Next, please understand that even though these stages do represent a basic order, that most people experience periods of each stage (in various order) until they finally reach a fairly consistent experience of acceptance. In other words, most people begin with denial/isolation (sometimes called 'shock'). Once the initial shock passes, the stages may seem to bounce around a bit . . . going from denial one minute, to anger the next, even to acceptance the next, then back to depression. Most find this experience to be quite unsettling and difficult to manage.
By beginning to take good care of yourself, you will find that each of the 1st 4 stages begin to last for shorter periods, and occur less and less often. Likewise, as this happens, you will find that the initial 'flashes' of acceptance happen more often and last longer and longer.
Regarding self care, be creative . . . but follow some basic common sense: have a healthy diet, exercise, get counseling if you need, talk to friends/family, set boundaries and let people what you do and do not need, cry, etc. You may find journaling, drawing, playing music/writing music, and other creative outlets to be helpful.
MOST IMPORTANT: Do not let people (including me) dictate how to grieve--take peoples' suggestions and do what feels right for you . . . everybody has different timelines and different tools to use. As long as they are legal and not harmful to yourself or others, then trust your ideas--if they do not work, then try something else or ask for help with new tools.
As you go through the healing process of grief, you will find that there are times when you find you are doing OK, only to be hit by depression, anger, etc. . . seemingly out of the blue. Usually, these experiences are linked to some sort of trigger, or landmine, that reminds us (either consciously or unconsciously) or our loss. Some common triggers of grief are places and things associated with our loved one who has passed, TV shows that deal with loss, and songs that remind us of our loved one. There are a few major landmines/triggers that you can plan for: Birthdays, anniversaries of a loved one's death, holidays, etc. Some people find that honoring their loved ones during these times can help to ease the pain. Plant a tree or make a donation in their name, write them a letter and bury it, burn it, put in in a bible or other spiritual book, etc. Be creative.
Genuine grief is one of the most difficult emotions to manage. A sense of helplessness, anger, frustration, sadness, and lethargy seem to all work themselves into the process of healing. This many emotions and experiences at once can be confusing, to say the least. Genuineness to self helps to clarify and respect each of these normal emotions. When each emotion is genuinely experienced as unique and valid, grief begins to release.

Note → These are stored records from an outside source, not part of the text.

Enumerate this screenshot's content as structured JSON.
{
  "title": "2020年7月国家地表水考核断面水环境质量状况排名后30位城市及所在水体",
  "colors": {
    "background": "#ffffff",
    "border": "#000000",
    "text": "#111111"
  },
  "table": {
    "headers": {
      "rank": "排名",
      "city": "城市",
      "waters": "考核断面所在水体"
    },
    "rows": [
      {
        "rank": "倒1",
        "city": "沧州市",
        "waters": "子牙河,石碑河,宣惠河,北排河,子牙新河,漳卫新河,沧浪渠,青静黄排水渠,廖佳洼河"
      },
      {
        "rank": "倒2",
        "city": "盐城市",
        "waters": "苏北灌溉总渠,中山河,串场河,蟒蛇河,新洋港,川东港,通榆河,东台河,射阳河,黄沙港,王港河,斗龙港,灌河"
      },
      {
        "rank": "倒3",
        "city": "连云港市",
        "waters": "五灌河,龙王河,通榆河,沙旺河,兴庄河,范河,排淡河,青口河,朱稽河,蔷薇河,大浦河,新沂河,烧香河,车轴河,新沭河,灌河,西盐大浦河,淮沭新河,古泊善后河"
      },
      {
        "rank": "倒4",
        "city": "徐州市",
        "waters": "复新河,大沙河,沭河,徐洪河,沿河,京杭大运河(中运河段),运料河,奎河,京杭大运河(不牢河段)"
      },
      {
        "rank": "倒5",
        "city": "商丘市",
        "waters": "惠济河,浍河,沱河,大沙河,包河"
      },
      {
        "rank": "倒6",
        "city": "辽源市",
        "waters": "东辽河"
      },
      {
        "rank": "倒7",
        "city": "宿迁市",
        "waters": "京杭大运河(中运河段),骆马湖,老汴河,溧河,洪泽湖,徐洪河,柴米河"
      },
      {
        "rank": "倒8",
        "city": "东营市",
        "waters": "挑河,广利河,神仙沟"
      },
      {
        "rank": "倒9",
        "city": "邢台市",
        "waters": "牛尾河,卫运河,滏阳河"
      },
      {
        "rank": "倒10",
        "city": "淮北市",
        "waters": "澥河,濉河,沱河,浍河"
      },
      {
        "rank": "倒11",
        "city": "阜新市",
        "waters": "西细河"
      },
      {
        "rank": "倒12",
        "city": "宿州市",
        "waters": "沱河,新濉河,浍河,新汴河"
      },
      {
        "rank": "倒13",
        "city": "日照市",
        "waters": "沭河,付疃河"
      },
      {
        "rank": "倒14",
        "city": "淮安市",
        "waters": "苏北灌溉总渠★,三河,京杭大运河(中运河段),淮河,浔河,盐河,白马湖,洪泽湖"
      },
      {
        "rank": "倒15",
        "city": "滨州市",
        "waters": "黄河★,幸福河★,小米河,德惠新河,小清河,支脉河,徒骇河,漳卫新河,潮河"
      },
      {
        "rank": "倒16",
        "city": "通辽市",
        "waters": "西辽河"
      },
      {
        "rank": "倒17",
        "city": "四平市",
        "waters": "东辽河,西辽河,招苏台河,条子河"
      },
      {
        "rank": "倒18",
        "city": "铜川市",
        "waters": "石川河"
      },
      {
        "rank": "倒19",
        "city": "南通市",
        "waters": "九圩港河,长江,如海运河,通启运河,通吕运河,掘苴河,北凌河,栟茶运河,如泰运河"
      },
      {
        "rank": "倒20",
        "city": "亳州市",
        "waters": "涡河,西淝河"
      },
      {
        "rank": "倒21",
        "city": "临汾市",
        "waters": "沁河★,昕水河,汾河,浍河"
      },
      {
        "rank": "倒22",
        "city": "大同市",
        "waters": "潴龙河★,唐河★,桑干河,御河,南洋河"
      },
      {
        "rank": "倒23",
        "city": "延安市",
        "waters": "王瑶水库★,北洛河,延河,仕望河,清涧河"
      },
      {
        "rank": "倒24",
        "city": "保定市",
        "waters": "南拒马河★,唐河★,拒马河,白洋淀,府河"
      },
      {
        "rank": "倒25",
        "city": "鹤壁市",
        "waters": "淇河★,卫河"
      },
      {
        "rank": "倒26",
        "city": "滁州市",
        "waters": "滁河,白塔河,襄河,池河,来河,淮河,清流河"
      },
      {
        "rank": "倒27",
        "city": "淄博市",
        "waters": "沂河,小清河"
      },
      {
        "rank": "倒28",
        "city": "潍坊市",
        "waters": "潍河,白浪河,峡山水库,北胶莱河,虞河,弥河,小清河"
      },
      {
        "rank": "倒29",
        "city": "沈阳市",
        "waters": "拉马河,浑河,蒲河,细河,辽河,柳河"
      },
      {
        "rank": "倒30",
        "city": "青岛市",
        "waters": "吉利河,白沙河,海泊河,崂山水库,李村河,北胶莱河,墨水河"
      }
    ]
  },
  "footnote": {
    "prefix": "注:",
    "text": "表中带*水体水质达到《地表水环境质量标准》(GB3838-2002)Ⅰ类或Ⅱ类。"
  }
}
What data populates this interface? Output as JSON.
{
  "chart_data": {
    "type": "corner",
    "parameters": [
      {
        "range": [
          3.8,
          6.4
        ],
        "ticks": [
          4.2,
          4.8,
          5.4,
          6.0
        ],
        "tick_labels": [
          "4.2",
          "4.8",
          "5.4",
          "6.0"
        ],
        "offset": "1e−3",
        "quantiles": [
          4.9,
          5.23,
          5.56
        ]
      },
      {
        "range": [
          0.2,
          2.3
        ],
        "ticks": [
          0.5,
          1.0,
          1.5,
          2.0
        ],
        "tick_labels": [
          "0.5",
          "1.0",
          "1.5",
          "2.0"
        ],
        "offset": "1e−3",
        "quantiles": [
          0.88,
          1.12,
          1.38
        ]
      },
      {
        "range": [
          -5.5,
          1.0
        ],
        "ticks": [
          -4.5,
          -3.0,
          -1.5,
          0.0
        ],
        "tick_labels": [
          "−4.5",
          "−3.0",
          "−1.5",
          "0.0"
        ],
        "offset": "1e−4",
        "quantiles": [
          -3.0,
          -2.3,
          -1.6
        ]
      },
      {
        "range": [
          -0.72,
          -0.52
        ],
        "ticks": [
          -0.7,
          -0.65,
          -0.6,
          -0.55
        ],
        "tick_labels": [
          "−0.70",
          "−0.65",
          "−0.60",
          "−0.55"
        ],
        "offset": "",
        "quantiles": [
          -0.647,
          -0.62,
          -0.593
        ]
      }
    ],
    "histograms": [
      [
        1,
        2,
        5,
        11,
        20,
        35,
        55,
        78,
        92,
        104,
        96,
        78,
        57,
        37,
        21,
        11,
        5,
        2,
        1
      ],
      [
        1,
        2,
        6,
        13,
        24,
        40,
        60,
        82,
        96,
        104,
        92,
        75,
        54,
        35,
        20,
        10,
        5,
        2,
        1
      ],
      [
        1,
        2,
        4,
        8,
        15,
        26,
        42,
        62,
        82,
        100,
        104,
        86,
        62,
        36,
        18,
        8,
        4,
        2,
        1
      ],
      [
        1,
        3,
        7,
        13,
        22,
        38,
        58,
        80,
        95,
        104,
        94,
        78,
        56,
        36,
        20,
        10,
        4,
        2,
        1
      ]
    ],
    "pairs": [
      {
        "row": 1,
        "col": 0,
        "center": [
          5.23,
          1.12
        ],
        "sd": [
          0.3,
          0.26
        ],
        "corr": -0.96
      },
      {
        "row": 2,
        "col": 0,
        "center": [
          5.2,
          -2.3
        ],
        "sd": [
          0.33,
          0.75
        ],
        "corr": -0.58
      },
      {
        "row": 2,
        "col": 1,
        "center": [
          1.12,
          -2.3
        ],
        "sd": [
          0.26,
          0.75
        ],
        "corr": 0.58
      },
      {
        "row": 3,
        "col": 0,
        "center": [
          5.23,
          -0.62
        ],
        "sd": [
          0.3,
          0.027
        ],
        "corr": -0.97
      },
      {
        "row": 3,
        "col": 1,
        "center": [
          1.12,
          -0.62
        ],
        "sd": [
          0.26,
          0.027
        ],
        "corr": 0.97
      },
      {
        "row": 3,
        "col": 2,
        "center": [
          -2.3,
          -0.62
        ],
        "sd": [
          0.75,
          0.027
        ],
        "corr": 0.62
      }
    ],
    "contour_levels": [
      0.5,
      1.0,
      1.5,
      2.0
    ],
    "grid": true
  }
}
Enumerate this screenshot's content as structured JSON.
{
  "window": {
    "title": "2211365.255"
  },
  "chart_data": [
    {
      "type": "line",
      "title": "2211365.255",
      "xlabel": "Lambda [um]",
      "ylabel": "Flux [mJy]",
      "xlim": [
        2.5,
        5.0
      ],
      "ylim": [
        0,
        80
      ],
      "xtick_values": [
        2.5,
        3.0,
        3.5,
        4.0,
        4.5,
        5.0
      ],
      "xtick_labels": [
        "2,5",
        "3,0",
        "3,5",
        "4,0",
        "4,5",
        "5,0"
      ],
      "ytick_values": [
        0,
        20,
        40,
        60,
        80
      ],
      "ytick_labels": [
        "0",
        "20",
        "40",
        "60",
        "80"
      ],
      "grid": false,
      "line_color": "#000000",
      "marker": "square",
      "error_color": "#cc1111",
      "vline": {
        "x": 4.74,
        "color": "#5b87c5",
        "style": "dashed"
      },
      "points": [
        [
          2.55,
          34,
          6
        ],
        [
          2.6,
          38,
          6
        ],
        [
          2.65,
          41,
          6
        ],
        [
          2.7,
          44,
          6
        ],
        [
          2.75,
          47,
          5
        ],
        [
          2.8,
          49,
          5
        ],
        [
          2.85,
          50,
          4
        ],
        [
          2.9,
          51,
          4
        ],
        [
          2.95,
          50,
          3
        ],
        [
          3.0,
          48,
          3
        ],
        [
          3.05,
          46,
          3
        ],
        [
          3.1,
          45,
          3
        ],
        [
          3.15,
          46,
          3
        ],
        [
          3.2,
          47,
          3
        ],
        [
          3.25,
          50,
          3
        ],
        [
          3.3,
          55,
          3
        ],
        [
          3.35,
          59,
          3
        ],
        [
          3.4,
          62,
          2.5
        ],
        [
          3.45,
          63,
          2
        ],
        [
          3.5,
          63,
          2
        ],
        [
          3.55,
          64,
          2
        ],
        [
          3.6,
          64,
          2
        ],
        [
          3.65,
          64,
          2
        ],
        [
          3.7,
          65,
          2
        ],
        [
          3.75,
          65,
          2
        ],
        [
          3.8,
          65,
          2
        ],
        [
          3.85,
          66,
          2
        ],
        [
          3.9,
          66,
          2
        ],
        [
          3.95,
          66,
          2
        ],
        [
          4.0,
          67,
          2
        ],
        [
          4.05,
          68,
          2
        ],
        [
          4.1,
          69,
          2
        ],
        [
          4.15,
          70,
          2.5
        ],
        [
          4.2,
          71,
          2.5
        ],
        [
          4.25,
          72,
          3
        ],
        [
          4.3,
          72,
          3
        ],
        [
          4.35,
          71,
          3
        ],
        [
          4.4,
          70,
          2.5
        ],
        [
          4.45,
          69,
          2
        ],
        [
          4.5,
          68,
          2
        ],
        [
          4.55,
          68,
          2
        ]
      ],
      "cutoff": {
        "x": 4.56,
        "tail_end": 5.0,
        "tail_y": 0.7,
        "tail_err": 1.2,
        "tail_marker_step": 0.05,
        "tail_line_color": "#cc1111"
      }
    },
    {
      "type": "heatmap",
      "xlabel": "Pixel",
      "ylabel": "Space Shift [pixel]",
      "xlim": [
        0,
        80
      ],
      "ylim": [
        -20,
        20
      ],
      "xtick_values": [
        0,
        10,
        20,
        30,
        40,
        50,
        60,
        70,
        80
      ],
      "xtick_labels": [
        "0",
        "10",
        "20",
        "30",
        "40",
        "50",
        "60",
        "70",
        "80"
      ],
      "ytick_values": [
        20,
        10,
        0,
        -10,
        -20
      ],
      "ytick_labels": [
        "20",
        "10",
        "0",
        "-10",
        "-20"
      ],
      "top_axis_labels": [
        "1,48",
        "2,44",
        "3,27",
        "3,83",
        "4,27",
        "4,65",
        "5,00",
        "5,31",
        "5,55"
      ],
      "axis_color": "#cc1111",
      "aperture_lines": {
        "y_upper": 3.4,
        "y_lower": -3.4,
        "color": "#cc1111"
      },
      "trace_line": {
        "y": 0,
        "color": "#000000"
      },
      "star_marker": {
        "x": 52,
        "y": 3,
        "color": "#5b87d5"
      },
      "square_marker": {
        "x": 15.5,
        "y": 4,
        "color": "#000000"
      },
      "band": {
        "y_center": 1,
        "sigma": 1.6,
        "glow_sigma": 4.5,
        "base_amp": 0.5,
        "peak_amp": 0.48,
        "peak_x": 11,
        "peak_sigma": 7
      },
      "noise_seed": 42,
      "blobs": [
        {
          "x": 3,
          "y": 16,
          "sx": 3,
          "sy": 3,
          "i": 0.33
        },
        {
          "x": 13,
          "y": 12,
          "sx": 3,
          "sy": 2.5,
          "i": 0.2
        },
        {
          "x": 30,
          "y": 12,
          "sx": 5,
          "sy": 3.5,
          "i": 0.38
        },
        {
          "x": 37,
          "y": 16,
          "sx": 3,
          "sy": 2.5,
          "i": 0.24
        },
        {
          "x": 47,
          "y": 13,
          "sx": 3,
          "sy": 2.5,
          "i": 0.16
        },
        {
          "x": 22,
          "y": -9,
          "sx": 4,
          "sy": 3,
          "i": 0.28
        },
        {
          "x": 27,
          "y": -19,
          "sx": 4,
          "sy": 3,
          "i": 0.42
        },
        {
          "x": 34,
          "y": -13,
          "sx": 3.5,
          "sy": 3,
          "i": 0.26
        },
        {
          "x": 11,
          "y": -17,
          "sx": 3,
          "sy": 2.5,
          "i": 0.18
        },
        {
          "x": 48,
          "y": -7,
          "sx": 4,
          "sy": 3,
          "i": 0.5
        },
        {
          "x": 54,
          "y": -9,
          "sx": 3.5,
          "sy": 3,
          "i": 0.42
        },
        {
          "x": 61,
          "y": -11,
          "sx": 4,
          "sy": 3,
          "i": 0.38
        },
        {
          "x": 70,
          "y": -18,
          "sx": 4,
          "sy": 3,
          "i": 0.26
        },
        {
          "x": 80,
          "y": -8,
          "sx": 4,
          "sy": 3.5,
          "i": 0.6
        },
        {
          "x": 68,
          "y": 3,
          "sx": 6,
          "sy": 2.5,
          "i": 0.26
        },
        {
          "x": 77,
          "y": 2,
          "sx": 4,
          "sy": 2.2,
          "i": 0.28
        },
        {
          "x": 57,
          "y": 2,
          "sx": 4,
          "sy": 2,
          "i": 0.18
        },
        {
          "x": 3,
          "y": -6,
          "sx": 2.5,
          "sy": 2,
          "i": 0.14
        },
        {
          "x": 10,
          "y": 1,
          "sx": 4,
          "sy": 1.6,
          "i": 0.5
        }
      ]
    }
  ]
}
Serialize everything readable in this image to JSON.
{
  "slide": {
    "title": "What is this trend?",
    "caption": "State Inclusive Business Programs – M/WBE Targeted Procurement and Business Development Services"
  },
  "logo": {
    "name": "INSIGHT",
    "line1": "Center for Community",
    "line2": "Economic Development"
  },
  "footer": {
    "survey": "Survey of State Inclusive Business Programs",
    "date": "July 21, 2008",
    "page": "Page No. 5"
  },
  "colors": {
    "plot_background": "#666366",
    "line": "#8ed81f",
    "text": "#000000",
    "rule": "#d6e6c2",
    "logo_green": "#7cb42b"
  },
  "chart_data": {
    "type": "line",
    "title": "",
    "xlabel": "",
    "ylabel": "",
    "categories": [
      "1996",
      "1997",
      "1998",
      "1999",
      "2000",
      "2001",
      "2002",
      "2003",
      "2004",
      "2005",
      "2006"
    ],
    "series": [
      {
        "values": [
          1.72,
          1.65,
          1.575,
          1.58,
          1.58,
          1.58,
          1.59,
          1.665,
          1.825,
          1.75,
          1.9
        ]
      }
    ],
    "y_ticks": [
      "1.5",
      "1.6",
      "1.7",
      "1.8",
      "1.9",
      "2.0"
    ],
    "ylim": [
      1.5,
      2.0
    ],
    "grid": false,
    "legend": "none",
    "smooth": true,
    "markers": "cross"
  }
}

Be aware that just as with a burn or cut, healing involves pain. The grief process is a painful one, but one that does lead to acceptance and moving on with one's life. Learning more about the 5 stages of grief (Denial/Isolation, Anger, Bargaining, Depression, Acceptance) increases awareness by giving you an idea of some things to expect. Be aware that each person, including yourself, will experience grief in a unique way, and in unique time. Likewise, being aware of what actions help you to feel more at peace will enable you to begin doing those things. Using awareness with others who are experiencing grief will help you to gauge your actions and expression of support.
Trust that grief IS a healing process . . . even if it is uncomfortable. Trust that death ends a life, not a relationship, not memories, not the ability to live and experience joy after the loss of a loved one. Trust others to let you know what they need when grieving. The ability to trust in a healing process is important if one is to move forward with life. Trust yourself to be able to know what is best for you during your time of need.
Remember to keep the GATE in mind when helping yourself and others through grief. You or somebody you know who is grieving may be in a difficult place where it is difficult to interact with others. Remembering how difficult grief can be for you is important. . .if you tend to deal with grief rather quickly, then try to remember that people who take more time are just as 'correct' as those who grieve in less time; remember that they deserve the same respect as you do when you are grieving.